Oleh karena, ucapan Walikota Jayapura tersebut disampaikan dalam forum pertemuan resmi lembaga pemerintahan kota Jayapura dengan sadar dan keyakinannya bahwa yang selalu melakukan demo dan palang memalang di kota Jayapura hanya dari masyarakat gunung.
Pernyataan Walikota Jayapura tersebut mengandung unsur rasisme yang menjurus perlakuan diskriminatif pada ras dan etnis tertentu serta menyudutkan eksistensi dan derajat keberadaan masyarakat gunung di kota Jayapura.
Pernyataan rasisme Wali Kota ini sekaligus melembagakan opini publik bahwa yang melakukan keonaran terhadap keamanan dan ketertiban di kota Jayapura hanya oleh masyarakat gunung.
Pandangan rasisme seperti ini sering membawa dampak negatif yang luas , baik pada individu maupun pada masyarakat secara keseluruhan dan bisa menimbulkan konflik sosial serta hambatan dalam pembangunan.

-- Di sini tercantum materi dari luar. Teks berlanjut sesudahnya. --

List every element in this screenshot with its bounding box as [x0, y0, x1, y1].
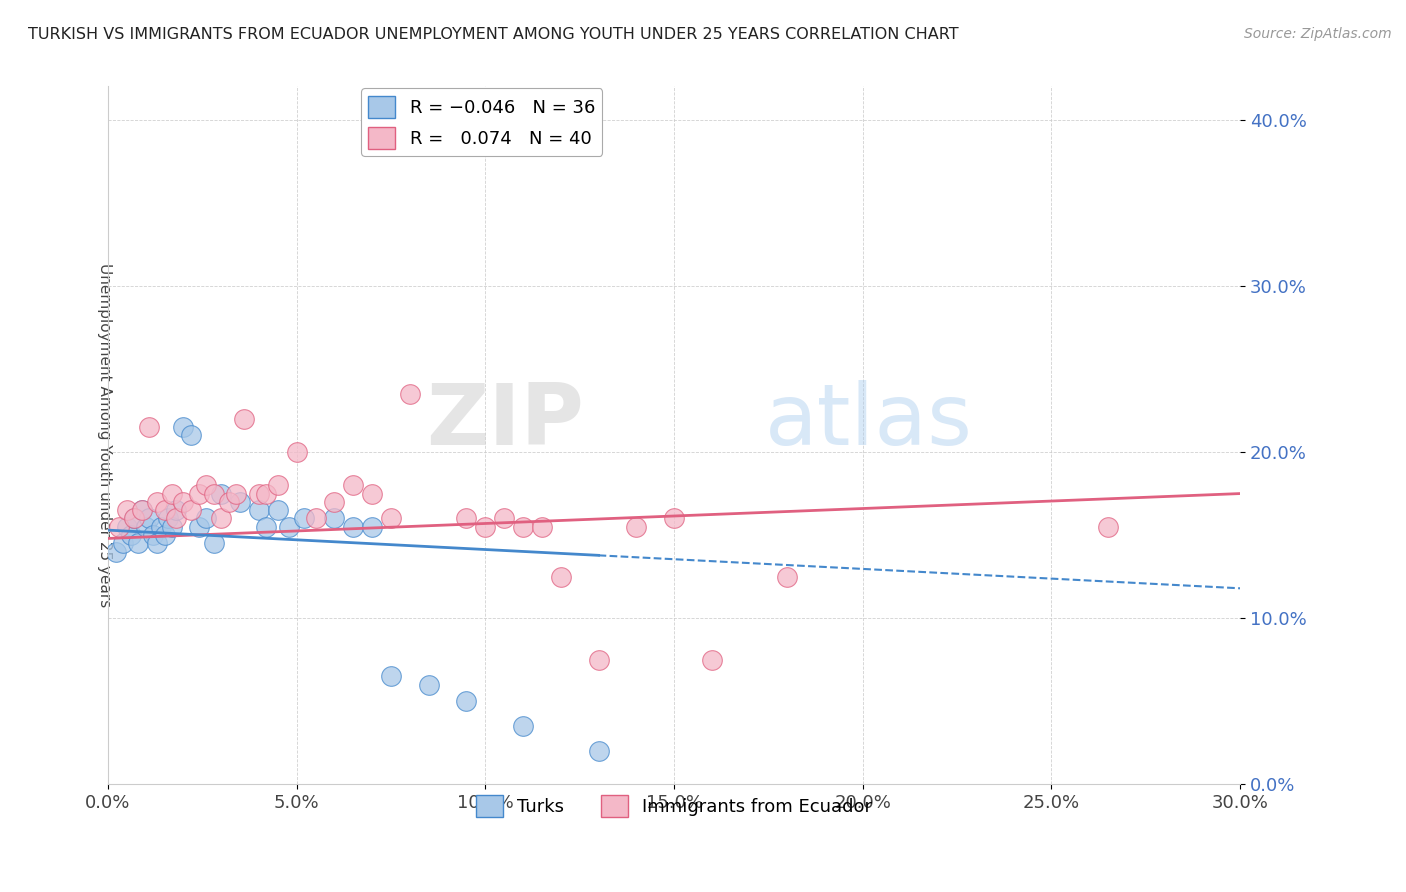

Oleh karena itu negara sudah menetapkan agar setiap pemimpin dalam pemerintahan harus bersikap adil, jujur, terbuka dan demokratis pelayanan kepada masyarakat tanpa membeda-bedakan latar belakang suku, ras, etnis, agama dan status sosial.
Undang-Undang Nomor 40 Tahun 2008 tentang Penghapusan Diskriminasi Ras dan Etnis, misalnya bertujuan untuk menghapus diskriminasi ras dan etnis serta memberikan perlindungan dan kepastian hukum bagi semua warga negara tanpa memandang ras dan etnis mereka.
Selain itu Undang-Undang Nomor 39 tahun 1999 tentang Hak Asasi Manusia menegaskan, negara wajib mengakui dan menghormati hak hidup setiap warga negara dimanapun mereka berada termasuk di kota Jayapura yang merupakan bagian dari satu kesatuan struktur adat masyarakat Papua.
Karena itu tidak pantas, jika seorang walikota Jayapura memiliki pandangan rasis ingin mengusir etnis orang gunung pulang ke kampung halamannya.
Pandangan ini benar-benar rasis yang merusak tatanan struktur sosial kehidupan orang Papua dan melanggar prinsip-prinsip penyelenggaraan pemerintahan yang baik yang mengayomi seluruh kepentingan masyarakat tanpa membedakan latar belakang suku, ras, etnis dan status sosial.